Wednesday, August 10, 2011

Weaving Strength and Beauty in Abaca

abacca from Janiuay, Iloilo
There is vast amount of indigenous fibers that can be found in the Philippines. And one of the most popular is abaca.

Grown as a commercial crop, abaca is a species of banana native to our country. Called as Manila hemp to the international community, it grows about 15 feet tall with a total lifespan of about 10 years. Its sheath or covering around its trunk contain a valuable fiber known for its high tensile strength.

To produce the fiber, the primary and secondary sheaths are separated---a process called tuxying, and then stripped to get the fibers. It is then dried usually following tradition way of sun-drying and the fibers are spun into twines or cordage. These coarse fibers range from 5 to 1.5 feet in length is of great economic importance to Filipinos.

Classified as a hard fiber, the toughest natural fiber in the world, it is used primarily for rope due to its durability and flexibility and its resistance to salt water damage. It became a popular material for ship's lines and fishing nets.

Not known to many, the abaca produced in our country remains to be favorably competitive over the one produced by Ecuador, the only other commercial producer of abaca in the world.

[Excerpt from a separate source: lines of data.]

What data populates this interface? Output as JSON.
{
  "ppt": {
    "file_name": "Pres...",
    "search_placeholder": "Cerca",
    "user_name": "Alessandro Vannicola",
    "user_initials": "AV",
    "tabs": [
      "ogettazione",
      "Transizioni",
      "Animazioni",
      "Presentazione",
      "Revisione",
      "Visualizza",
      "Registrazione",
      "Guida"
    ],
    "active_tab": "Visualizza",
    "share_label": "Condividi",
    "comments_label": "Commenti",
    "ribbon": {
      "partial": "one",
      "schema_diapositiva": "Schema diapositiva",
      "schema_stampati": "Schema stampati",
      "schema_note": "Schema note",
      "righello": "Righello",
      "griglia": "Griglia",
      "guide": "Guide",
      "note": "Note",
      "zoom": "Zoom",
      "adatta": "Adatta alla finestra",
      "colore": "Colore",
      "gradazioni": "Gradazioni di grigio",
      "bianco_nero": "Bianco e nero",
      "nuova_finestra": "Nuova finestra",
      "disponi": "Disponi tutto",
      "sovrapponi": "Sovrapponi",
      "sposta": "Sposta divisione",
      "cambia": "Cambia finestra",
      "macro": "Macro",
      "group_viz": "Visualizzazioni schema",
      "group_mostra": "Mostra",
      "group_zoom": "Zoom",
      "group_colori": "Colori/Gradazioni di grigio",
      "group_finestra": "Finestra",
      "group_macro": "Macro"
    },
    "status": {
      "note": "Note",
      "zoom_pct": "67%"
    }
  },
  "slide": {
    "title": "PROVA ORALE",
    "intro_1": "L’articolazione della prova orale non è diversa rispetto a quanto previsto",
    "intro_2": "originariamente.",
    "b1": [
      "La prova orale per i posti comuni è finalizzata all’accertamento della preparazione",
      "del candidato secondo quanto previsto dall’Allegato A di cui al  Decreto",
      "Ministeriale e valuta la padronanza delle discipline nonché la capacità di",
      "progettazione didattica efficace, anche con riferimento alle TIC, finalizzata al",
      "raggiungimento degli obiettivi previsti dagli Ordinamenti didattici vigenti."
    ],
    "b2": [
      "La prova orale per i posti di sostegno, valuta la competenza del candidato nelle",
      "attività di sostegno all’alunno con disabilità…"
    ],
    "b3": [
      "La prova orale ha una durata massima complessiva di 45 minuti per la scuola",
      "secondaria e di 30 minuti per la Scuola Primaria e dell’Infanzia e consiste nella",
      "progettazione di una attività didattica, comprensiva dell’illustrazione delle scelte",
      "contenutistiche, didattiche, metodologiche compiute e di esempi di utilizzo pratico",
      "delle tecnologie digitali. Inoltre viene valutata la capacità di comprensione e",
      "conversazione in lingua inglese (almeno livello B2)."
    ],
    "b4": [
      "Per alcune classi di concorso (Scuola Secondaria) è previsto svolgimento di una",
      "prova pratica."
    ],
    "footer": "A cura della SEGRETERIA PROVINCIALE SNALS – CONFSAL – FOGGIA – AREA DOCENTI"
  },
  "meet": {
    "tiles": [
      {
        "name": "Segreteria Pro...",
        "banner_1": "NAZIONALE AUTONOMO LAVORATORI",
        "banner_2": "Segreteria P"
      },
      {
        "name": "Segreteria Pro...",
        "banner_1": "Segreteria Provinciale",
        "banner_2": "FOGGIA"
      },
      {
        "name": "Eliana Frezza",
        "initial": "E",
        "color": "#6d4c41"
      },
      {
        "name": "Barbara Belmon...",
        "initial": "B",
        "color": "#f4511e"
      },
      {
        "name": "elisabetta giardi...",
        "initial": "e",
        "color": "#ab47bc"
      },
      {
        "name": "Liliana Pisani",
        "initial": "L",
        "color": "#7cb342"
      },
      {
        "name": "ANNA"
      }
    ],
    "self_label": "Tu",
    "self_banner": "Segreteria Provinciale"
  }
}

Eighty-five percent of abaca production in the international market is dominated by the Philippines and the remaining percentage comes from Ecuador.

As a lead exporter of this type of fiber, the abaca industry remains as one of our country's major sources of employment sustaining more than 1.5 million Filipinos that directly and indirectly depend on it for their livelihood (source: The Competitive Advantage of Philippine Fibers in the International Market: A Learning Experience," presented by Administrator Cecilia Gloria J. Soriano, administrator of the Fiber Industry Development Administration, 2008).

photo by Boboy Librodo

People have found many ways to use the abaca fiber as raw material for their products such as in handcrafts like bags, hats, carpet, footwear, fashion accessories, furniture, clothing---as a textile material or as a blending material with silk, piƱa or polyester in the production of high-end fabrics.

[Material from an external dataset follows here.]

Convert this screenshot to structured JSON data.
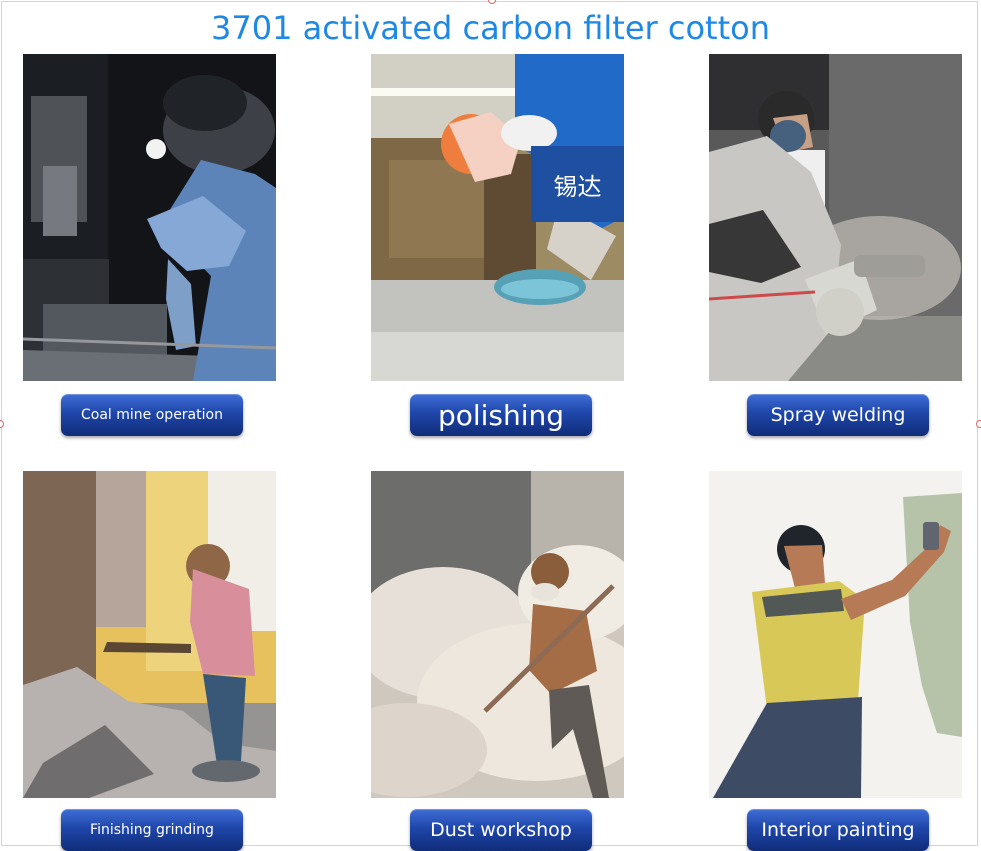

There is a great potential for our fiber industry, although there is still a need to expand programs on abaca, rehabilitation and maintenance of abaca farms Iloilo, provide facilities to fully utilize the farmers’ produce, conduct livelihood trainings, and partner with private institutions for added investments.

photo by JV Perez (PALI)

Lead government agencies such as the Iloilo Provincial Government through the Office of Culture, Arts, History and Tourism and other concerned stakeholders such as SM City Iloilo became more aggressive in their efforts of supporting this industry and has given abaca its long-overdue recognition for the many contributions not only in the fashion industry but more so in the livelihood of so many Ilonggos.

This collaborative partnership resulted to the mounting of the annual celebration of Indigenous Fashion Fiber Fair. This year, with more visible products made from abaca found in the fashion industry produced from towns such as Janiuay and Igbaras, the 4th Indigenous Fashion Fiber Fair will be held on August 24 -28, 2011 at the SM City Activity Center. See abaca fiber textiles hand dyed into subtle earth tones or riotous tropical hues, interwoven with metallic threads, and turned into an almost limitless variety.

We invite you to view our exhibit section from August 24-28 at the ground floor of SM City Iloilo fronting Toy Kingdom as well as to our daily fashion shows starting on August 26-28 at the activity center for a better idea on the use of these cloths.